That's the advice of Kristen McGuire, executive director of the Baltimore Collegetown Network, a decade-old consortium of 14 local colleges and universities that works to attract students to the area, keep them engaged in the community and persuade them to stay after graduation. The network, which is funded by its members, offers services such as a free shuttle for students and discounts on tickets to events and attractions.
Last week, the network launched an upgraded website, http://www.baltimorecollegetown.org, which McGuire described as free, one-stop shopping — a database that allows employers to post internship opportunities and students to perform custom searches by field, school term and hours.
McGuire spoke with The Baltimore Sun about the network's mission, the growing importance of internships and the condition of the job market for recent college graduates.
Question: Tell me about the mission of Baltimore Collegetown Network and how that's evolved.
Answer: When it started, it was the CFOs [of member colleges] meeting for coffee [to talk] … about how to get business. Since we've grown into a bigger organization, [we try] to attract more students to Baltimore through marketing pieces, showing it's not all crime and grime and there's great stuff in Baltimore. The second thing is to engage [students] in the area, and that engagement might be an internship or community service or taking our shuttle.
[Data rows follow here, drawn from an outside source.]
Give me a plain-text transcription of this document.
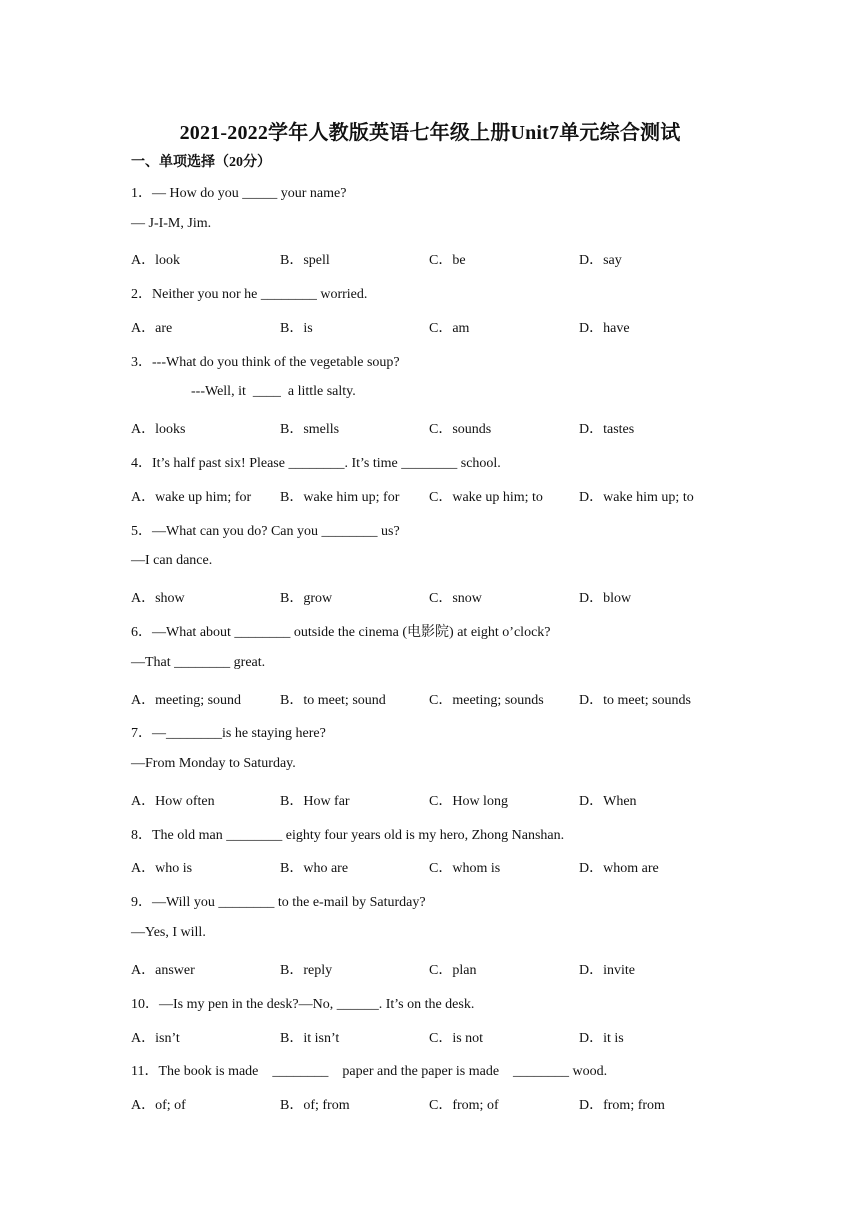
2021-2022学年人教版英语七年级上册Unit7单元综合测试
一、单项选择（20分）
1．— How do you _____ your name?
— J-I-M, Jim.

A．look

	B．spell

	C．be

	D．say

2．Neither you nor he ________ worried.

A．are

	B．is

	C．am

	D．have

3．---What do you think of the vegetable soup?
---Well, it  ____  a little salty.

A．looks

	B．smells

	C．sounds

	D．tastes

4．It’s half past six! Please ________. It’s time ________ school.

A．wake up him; for

B．wake him up; for

C．wake up him; to

	D．wake him up; to

5．—What can you do? Can you ________ us?
—I can dance.

A．show

	B．grow

	C．snow

	D．blow

6．—What about ________ outside the cinema (电影院) at eight o’clock?
—That ________ great.

A．meeting; sound

	B．to meet; sound

	C．meeting; sounds

	D．to meet; sounds

7．—________is he staying here?
—From Monday to Saturday.

A．How often

	B．How far

	C．How long

	D．When

8．The old man ________ eighty four years old is my hero, Zhong Nanshan.

A．who is

	B．who are

	C．whom is

	D．whom are

9．—Will you ________ to the e-mail by Saturday?
—Yes, I will.

A．answer

	B．reply

	C．plan

	D．invite

10．—Is my pen in the desk?—No, ______. It’s on the desk.

A．isn’t

	B．it isn’t

	C．is not

	D．it is

11．The book is made    ________    paper and the paper is made    ________ wood.

A．of; of

	B．of; from

	C．from; of

	D．from; from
Q: How would you describe the job market for this year's graduates? What are their prospects?
A: I think that students are encouraged that the Baltimore area is trending upward in terms of jobs. When you look nationally, we've been pretty stable. I'm hopeful students will be able to find jobs here in 2011 and in 2012 as the government ramps up BRAC [the military Base Realignment and Closure program].
Q: How competitive is it to land an internship these days?
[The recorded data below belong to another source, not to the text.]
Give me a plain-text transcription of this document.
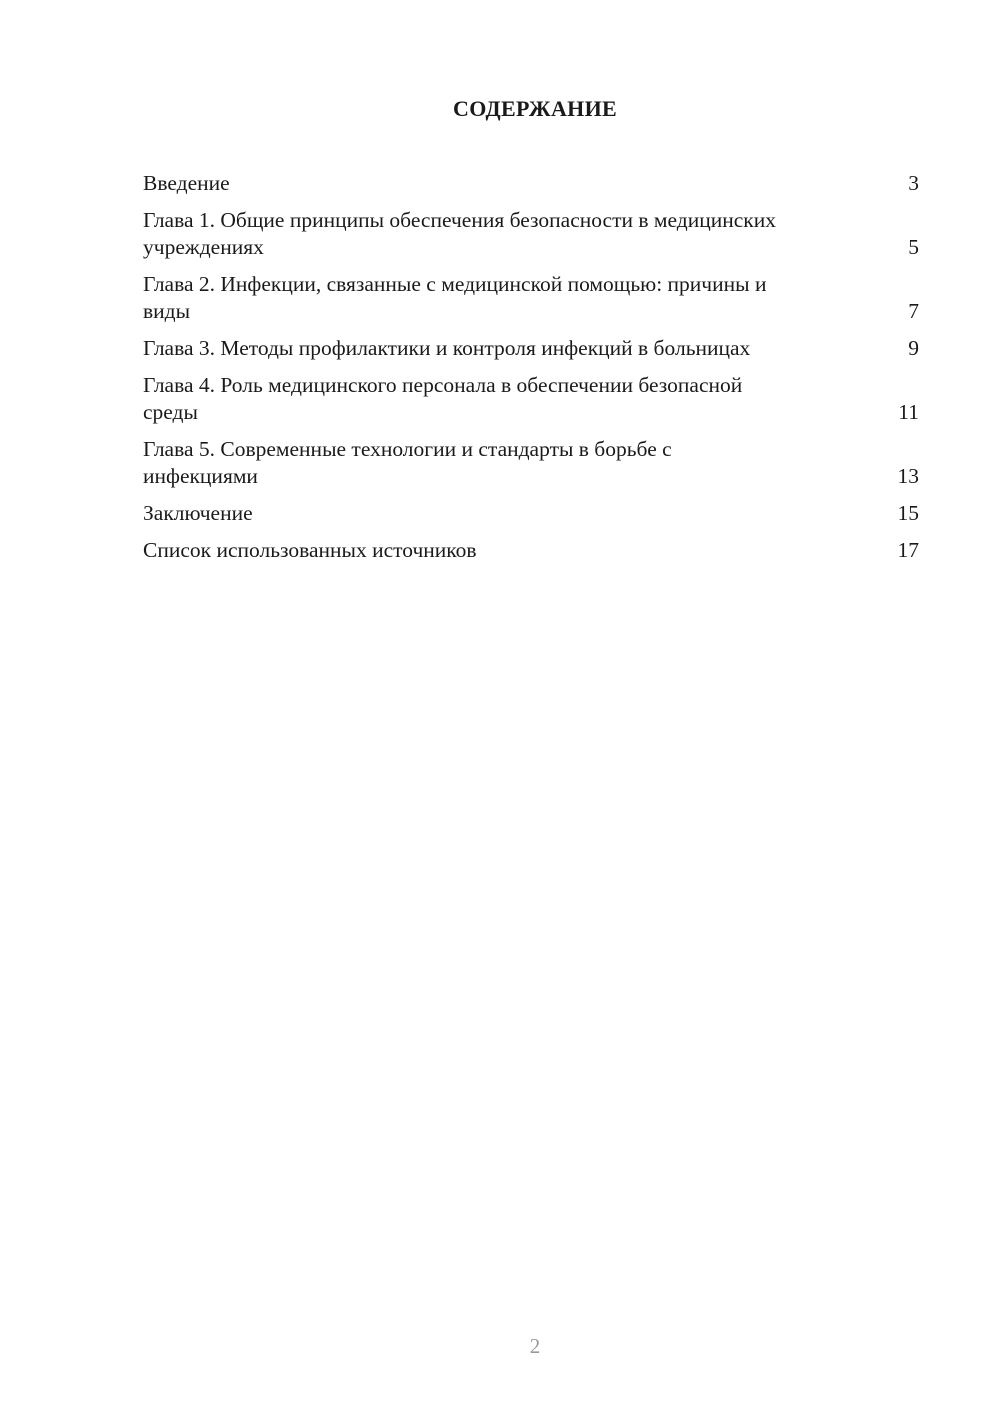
СОДЕРЖАНИЕ
Введение	3
Глава 1. Общие принципы обеспечения безопасности в медицинских учреждениях	5
Глава 2. Инфекции, связанные с медицинской помощью: причины и виды	7
Глава 3. Методы профилактики и контроля инфекций в больницах	9
Глава 4. Роль медицинского персонала в обеспечении безопасной среды	11
Глава 5. Современные технологии и стандарты в борьбе с инфекциями	13
Заключение	15
Список использованных источников	17
2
A: It really depends on the company, but students know that they have to get an internship — that's on their radar. With 120,000 students in the network, it's certainly competitive, but it depends on the field you're in. We encourage them to start early. Companies can have their choice of students, and they want the rock-star students who can come in and help them make a difference. We tell students they should be looking for a summer internship now, and [we] encourage businesses to post their summer internships [now].
Q: Has it become more of a challenge in a difficult economy for students to find the good internships?
A: Businesses are looking at internships as a way to get projects done. They're finding it's a good way to meet short-term needs if they can't find the money to hire for a full-time position. There might be more opportunity for interns in a down economy. It also helps businesses develop a [hiring] pipeline. … When [they resume hiring] they've [already] field-tested a group of people.
Q: Why is it important for students to land internships? Has it become more important?
A: Getting the work experience is really important. It helps students develop a network of contacts and can help them secure a job before graduation.
Q: Are these internships typically paid or unpaid?
A: It's really both. Some small nonprofits offer unpaid internships, and students are still taking them. … Sometimes they can offer stipends to cover parking or lunches.
Q: What makes the internship website unique?
A: We first launched it three years ago. In dealing with businesses, they often said they would like to hire but had no idea where to start posting because every college had different requirements and it was difficult to navigate. We provide a single front door.
Q: What has changed?
A: Before, it was a big list of internships that was a little unwieldy. Now you can search by semester or field or paid or unpaid. And businesses can now log in, save information, post an employer profile and link back to the [company] website.
Q: How many companies post internships and how many positions are available?
A: There are usually a couple hundred [jobs] up there at any one time. The number of companies has [totaled] from about 400 to 500 over the last three to four years.
Q: What types of internship experience are employers looking for when hiring for full-time jobs?
A: It's the quality of the work being done. If an intern is filing papers … it's not as good as being on the ground and making something happen and being involved in the company's bottom line in some way. Employers are looking for someone who can contribute back to the company.